Proposed Rule Would Change FMLA Leave Calculation and Employee Reinstatement

Update (April 13, 2012): The deadline for submitted comments about the proposed rule change has been extended until April 30, 2012

The U.S. Department of Labor (DOL) is proposing a rule change that would affect how employers calculate leave time under the Family and Medical Leave Act (FMLA) and how employees are to be reinstated after FMLA leave.
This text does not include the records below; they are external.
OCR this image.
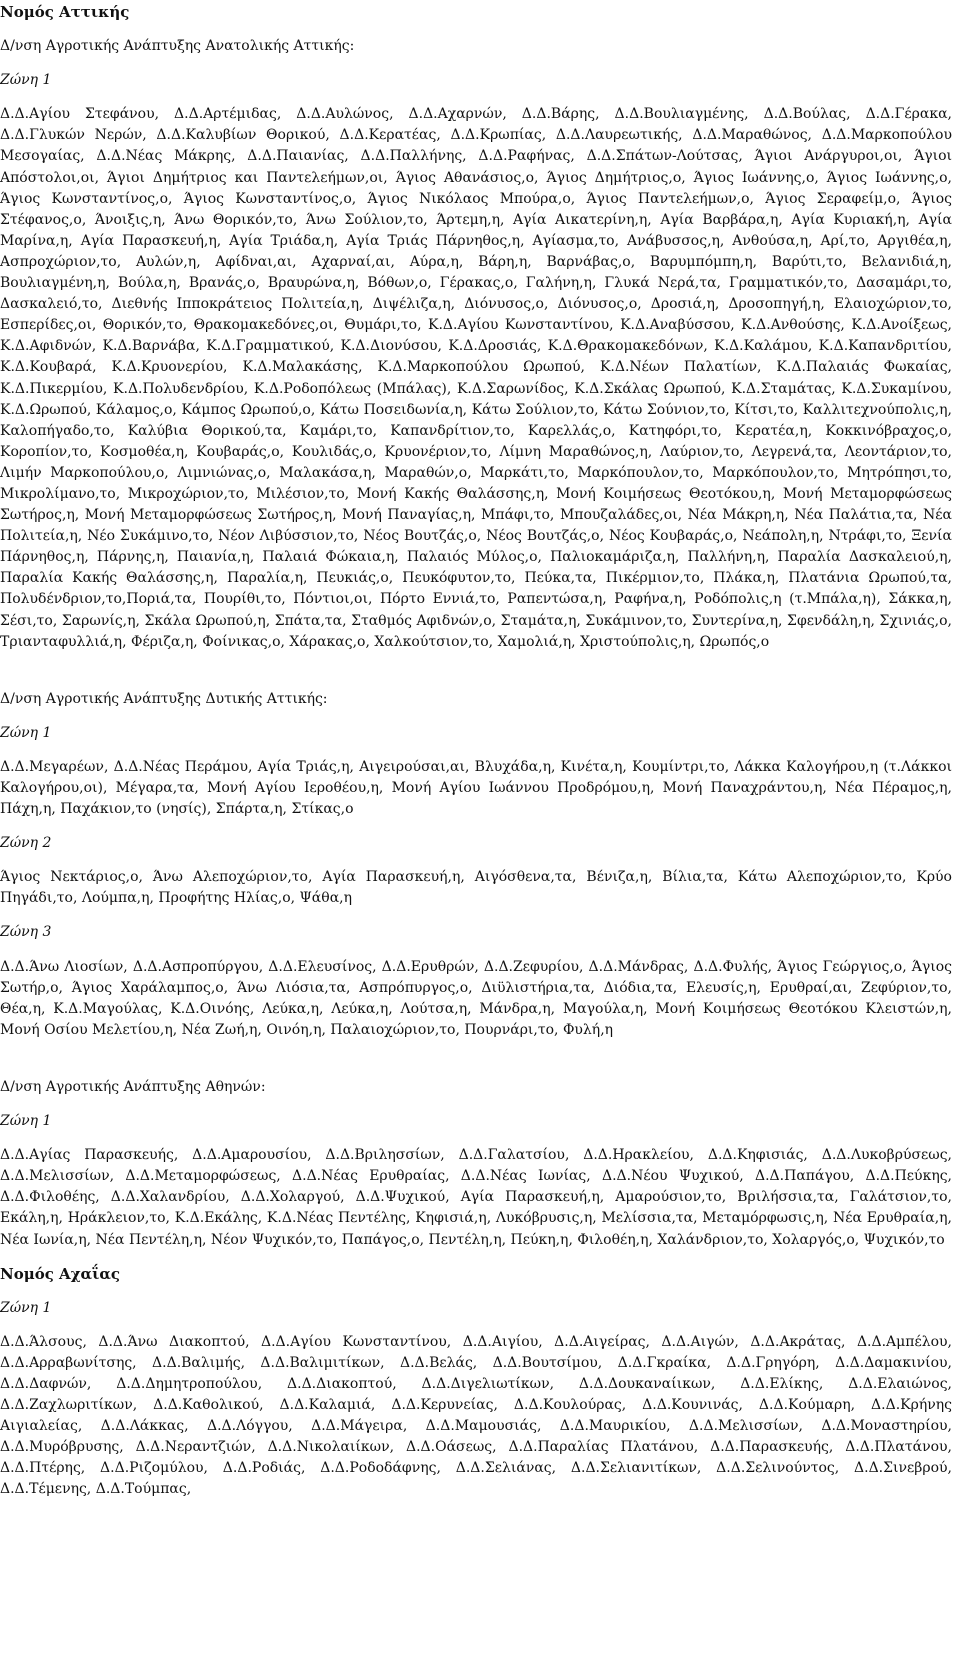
Νομός Αττικής

Δ/νση Αγροτικής Ανάπτυξης Ανατολικής Αττικής:

Ζώνη 1

Δ.Δ.Αγίου Στεφάνου, Δ.Δ.Αρτέμιδας, Δ.Δ.Αυλώνος, Δ.Δ.Αχαρνών, Δ.Δ.Βάρης, Δ.Δ.Βουλιαγμένης, Δ.Δ.Βούλας, Δ.Δ.Γέρακα, Δ.Δ.Γλυκών Νερών, Δ.Δ.Καλυβίων Θορικού, Δ.Δ.Κερατέας, Δ.Δ.Κρωπίας, Δ.Δ.Λαυρεωτικής, Δ.Δ.Μαραθώνος, Δ.Δ.Μαρκοπούλου Μεσογαίας, Δ.Δ.Νέας Μάκρης, Δ.Δ.Παιανίας, Δ.Δ.Παλλήνης, Δ.Δ.Ραφήνας, Δ.Δ.Σπάτων-Λούτσας, Άγιοι Ανάργυροι,οι, Άγιοι Απόστολοι,οι, Άγιοι Δημήτριος και Παντελεήμων,οι, Άγιος Αθανάσιος,ο, Άγιος Δημήτριος,ο, Άγιος Ιωάννης,ο, Άγιος Ιωάννης,ο, Άγιος Κωνσταντίνος,ο, Άγιος Κωνσταντίνος,ο, Άγιος Νικόλαος Μπούρα,ο, Άγιος Παντελεήμων,ο, Άγιος Σεραφείμ,ο, Άγιος Στέφανος,ο, Άνοιξις,η, Άνω Θορικόν,το, Άνω Σούλιον,το, Άρτεμη,η, Αγία Αικατερίνη,η, Αγία Βαρβάρα,η, Αγία Κυριακή,η, Αγία Μαρίνα,η, Αγία Παρασκευή,η, Αγία Τριάδα,η, Αγία Τριάς Πάρνηθος,η, Αγίασμα,το, Ανάβυσσος,η, Ανθούσα,η, Αρί,το, Αργιθέα,η, Ασπροχώριον,το, Αυλών,η, Αφίδναι,αι, Αχαρναί,αι, Αύρα,η, Βάρη,η, Βαρνάβας,ο, Βαρυμπόμπη,η, Βαρύτι,το, Βελανιδιά,η, Βουλιαγμένη,η, Βούλα,η, Βρανάς,ο, Βραυρώνα,η, Βόθων,ο, Γέρακας,ο, Γαλήνη,η, Γλυκά Νερά,τα, Γραμματικόν,το, Δασαμάρι,το, Δασκαλειό,το, Διεθνής Ιπποκράτειος Πολιτεία,η, Διψέλιζα,η, Διόνυσος,ο, Διόνυσος,ο, Δροσιά,η, Δροσοπηγή,η, Ελαιοχώριον,το, Εσπερίδες,οι, Θορικόν,το, Θρακομακεδόνες,οι, Θυμάρι,το, Κ.Δ.Αγίου Κωνσταντίνου, Κ.Δ.Αναβύσσου, Κ.Δ.Ανθούσης, Κ.Δ.Ανοίξεως, Κ.Δ.Αφιδνών, Κ.Δ.Βαρνάβα, Κ.Δ.Γραμματικού, Κ.Δ.Διονύσου, Κ.Δ.Δροσιάς, Κ.Δ.Θρακομακεδόνων, Κ.Δ.Καλάμου, Κ.Δ.Καπανδριτίου, Κ.Δ.Κουβαρά, Κ.Δ.Κρυονερίου, Κ.Δ.Μαλακάσης, Κ.Δ.Μαρκοπούλου Ωρωπού, Κ.Δ.Νέων Παλατίων, Κ.Δ.Παλαιάς Φωκαίας, Κ.Δ.Πικερμίου, Κ.Δ.Πολυδενδρίου, Κ.Δ.Ροδοπόλεως (Μπάλας), Κ.Δ.Σαρωνίδος, Κ.Δ.Σκάλας Ωρωπού, Κ.Δ.Σταμάτας, Κ.Δ.Συκαμίνου, Κ.Δ.Ωρωπού, Κάλαμος,ο, Κάμπος Ωρωπού,ο, Κάτω Ποσειδωνία,η, Κάτω Σούλιον,το, Κάτω Σούνιον,το, Κίτσι,το, Καλλιτεχνούπολις,η, Καλοπήγαδο,το, Καλύβια Θορικού,τα, Καμάρι,το, Καπανδρίτιον,το, Καρελλάς,ο, Κατηφόρι,το, Κερατέα,η, Κοκκινόβραχος,ο, Κορoπίον,το, Κοσμοθέα,η, Κουβαράς,ο, Κουλιδάς,ο, Κρυονέριον,το, Λίμνη Μαραθώνος,η, Λαύριον,το, Λεγρενά,τα, Λεοντάριον,το, Λιμήν Μαρκοπούλου,ο, Λιμνιώνας,ο, Μαλακάσα,η, Μαραθών,ο, Μαρκάτι,το, Μαρκόπουλον,το, Μαρκόπουλον,το, Μητρόπησι,το, Μικρολίμανο,το, Μικροχώριον,το, Μιλέσιον,το, Μονή Κακής Θαλάσσης,η, Μονή Κοιμήσεως Θεοτόκου,η, Μονή Μεταμορφώσεως Σωτήρος,η, Μονή Μεταμορφώσεως Σωτήρος,η, Μονή Παναγίας,η, Μπάφι,το, Μπουζαλάδες,οι, Νέα Μάκρη,η, Νέα Παλάτια,τα, Νέα Πολιτεία,η, Νέο Συκάμινο,το, Νέον Λιβύσσιον,το, Νέος Βουτζάς,ο, Νέος Βουτζάς,ο, Νέος Κουβαράς,ο, Νεάπολη,η, Ντράφι,το, Ξενία Πάρνηθος,η, Πάρνης,η, Παιανία,η, Παλαιά Φώκαια,η, Παλαιός Μύλος,ο, Παλιοκαμάριζα,η, Παλλήνη,η, Παραλία Δασκαλειού,η, Παραλία Κακής Θαλάσσης,η, Παραλία,η, Πευκιάς,ο, Πευκόφυτον,το, Πεύκα,τα, Πικέρμιον,το, Πλάκα,η, Πλατάνια Ωρωπού,τα, Πολυδένδριον,το,Ποριά,τα, Πουρίθι,το, Πόντιοι,οι, Πόρτο Εννιά,το, Ραπεντώσα,η, Ραφήνα,η, Ροδόπολις,η (τ.Μπάλα,η), Σάκκα,η, Σέσι,το, Σαρωνίς,η, Σκάλα Ωρωπού,η, Σπάτα,τα, Σταθμός Αφιδνών,ο, Σταμάτα,η, Συκάμινον,το, Συντερίνα,η, Σφενδάλη,η, Σχινιάς,ο, Τριανταφυλλιά,η, Φέριζα,η, Φοίνικας,ο, Χάρακας,ο, Χαλκούτσιον,το, Χαμολιά,η, Χριστούπολις,η, Ωρωπός,ο

Δ/νση Αγροτικής Ανάπτυξης Δυτικής Αττικής:

Ζώνη 1

Δ.Δ.Μεγαρέων, Δ.Δ.Νέας Περάμου, Αγία Τριάς,η, Αιγειρούσαι,αι, Βλυχάδα,η, Κινέτα,η, Κουμίντρι,το, Λάκκα Καλογήρου,η (τ.Λάκκοι Καλογήρου,οι), Μέγαρα,τα, Μονή Αγίου Ιεροθέου,η, Μονή Αγίου Ιωάννου Προδρόμου,η, Μονή Παναχράντου,η, Νέα Πέραμος,η, Πάχη,η, Παχάκιον,το (νησίς), Σπάρτα,η, Στίκας,ο

Ζώνη 2

Άγιος Νεκτάριος,ο, Άνω Αλεποχώριον,το, Αγία Παρασκευή,η, Αιγόσθενα,τα, Βένιζα,η, Βίλια,τα, Κάτω Αλεποχώριον,το, Κρύο Πηγάδι,το, Λούμπα,η, Προφήτης Ηλίας,ο, Ψάθα,η

Ζώνη 3

Δ.Δ.Άνω Λιοσίων, Δ.Δ.Ασπροπύργου, Δ.Δ.Ελευσίνος, Δ.Δ.Ερυθρών, Δ.Δ.Ζεφυρίου, Δ.Δ.Μάνδρας, Δ.Δ.Φυλής, Άγιος Γεώργιος,ο, Άγιος Σωτήρ,ο, Άγιος Χαράλαμπος,ο, Άνω Λιόσια,τα, Ασπρόπυργος,ο, Διϋλιστήρια,τα, Διόδια,τα, Ελευσίς,η, Ερυθραί,αι, Ζεφύριον,το, Θέα,η, Κ.Δ.Μαγούλας, Κ.Δ.Οινόης, Λεύκα,η, Λεύκα,η, Λούτσα,η, Μάνδρα,η, Μαγούλα,η, Μονή Κοιμήσεως Θεοτόκου Κλειστών,η, Μονή Οσίου Μελετίου,η, Νέα Ζωή,η, Οινόη,η, Παλαιοχώριον,το, Πουρνάρι,το, Φυλή,η

Δ/νση Αγροτικής Ανάπτυξης Αθηνών:

Ζώνη 1

Δ.Δ.Αγίας Παρασκευής, Δ.Δ.Αμαρουσίου, Δ.Δ.Βριλησσίων, Δ.Δ.Γαλατσίου, Δ.Δ.Ηρακλείου, Δ.Δ.Κηφισιάς, Δ.Δ.Λυκοβρύσεως, Δ.Δ.Μελισσίων, Δ.Δ.Μεταμορφώσεως, Δ.Δ.Νέας Ερυθραίας, Δ.Δ.Νέας Ιωνίας, Δ.Δ.Νέου Ψυχικού, Δ.Δ.Παπάγου, Δ.Δ.Πεύκης, Δ.Δ.Φιλοθέης, Δ.Δ.Χαλανδρίου, Δ.Δ.Χολαργού, Δ.Δ.Ψυχικού, Αγία Παρασκευή,η, Αμαρούσιον,το, Βριλήσσια,τα, Γαλάτσιον,το, Εκάλη,η, Ηράκλειον,το, Κ.Δ.Εκάλης, Κ.Δ.Νέας Πεντέλης, Κηφισιά,η, Λυκόβρυσις,η, Μελίσσια,τα, Μεταμόρφωσις,η, Νέα Ερυθραία,η, Νέα Ιωνία,η, Νέα Πεντέλη,η, Νέον Ψυχικόν,το, Παπάγος,ο, Πεντέλη,η, Πεύκη,η, Φιλοθέη,η, Χαλάνδριον,το, Χολαργός,ο, Ψυχικόν,το

Νομός Αχαΐας

Ζώνη 1

Δ.Δ.Άλσους, Δ.Δ.Άνω Διακοπτού, Δ.Δ.Αγίου Κωνσταντίνου, Δ.Δ.Αιγίου, Δ.Δ.Αιγείρας, Δ.Δ.Αιγών, Δ.Δ.Ακράτας, Δ.Δ.Αμπέλου, Δ.Δ.Αρραβωνίτσης, Δ.Δ.Βαλιμής, Δ.Δ.Βαλιμιτίκων, Δ.Δ.Βελάς, Δ.Δ.Βουτσίμου, Δ.Δ.Γκραίκα, Δ.Δ.Γρηγόρη, Δ.Δ.Δαμακινίου, Δ.Δ.Δαφνών, Δ.Δ.Δημητροπούλου, Δ.Δ.Διακοπτού, Δ.Δ.Διγελιωτίκων, Δ.Δ.Δουκαναίικων, Δ.Δ.Ελίκης, Δ.Δ.Ελαιώνος, Δ.Δ.Ζαχλωριτίκων, Δ.Δ.Καθολικού, Δ.Δ.Καλαμιά, Δ.Δ.Κερυνείας, Δ.Δ.Κουλούρας, Δ.Δ.Κουνινάς, Δ.Δ.Κούμαρη, Δ.Δ.Κρήνης Αιγιαλείας, Δ.Δ.Λάκκας, Δ.Δ.Λόγγου, Δ.Δ.Μάγειρα, Δ.Δ.Μαμουσιάς, Δ.Δ.Μαυρικίου, Δ.Δ.Μελισσίων, Δ.Δ.Μοναστηρίου, Δ.Δ.Μυρόβρυσης, Δ.Δ.Νεραντζιών, Δ.Δ.Νικολαιίκων, Δ.Δ.Οάσεως, Δ.Δ.Παραλίας Πλατάνου, Δ.Δ.Παρασκευής, Δ.Δ.Πλατάνου, Δ.Δ.Πτέρης, Δ.Δ.Ριζομύλου, Δ.Δ.Ροδιάς, Δ.Δ.Ροδοδάφνης, Δ.Δ.Σελιάνας, Δ.Δ.Σελιανιτίκων, Δ.Δ.Σελινούντος, Δ.Δ.Σινεβρού, Δ.Δ.Τέμενης, Δ.Δ.Τούμπας,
If the proposed rule is finalized, employers will be required to calculate FMLA leave using the shortest increments they use to track work time. This is a return to the way the rules were written before a 2009 change that allowed employers to track FMLA leave the same way they track other forms of leave. For example, under the current rule an employer can calculate leave time in one-hour increments if it requires employees to take other forms of leave in one-hour increments — even if the employer uses shorter increments to calculate work time. Under the new rule, if an employer tracks work time in shorter increments, it will have to track FMLA leave in those increments.

In a notice of “frequently asked questions,” the DOL said its enforcement experience showed confusion over the provision. “In response to the apparent confusion, the Department proposes to delete this provision of the regulations in favor of the more general principle of calculating FMLA leave usage using the employer’s shortest increment of leave at any time.”

The DOL also wants to clarify the rules on the “physical impossibility” provision. The DOL’s frequently asked questions note that the 2009 regulations added a provision permitting an employer “to delay reinstatement where it is physically impossible for the employee to return to his or her job in mid-shift (for example, if the employee works in a locked clean room).” The DOL says it is “concerned that some employers may have misinterpreted the concept of physical impossibility to apply to circumstance where it is merely inconvenient to reinstate the employee mid-shift.”

Anyone wishing to comment on the proposed rule should do so on or before April 16, 2012.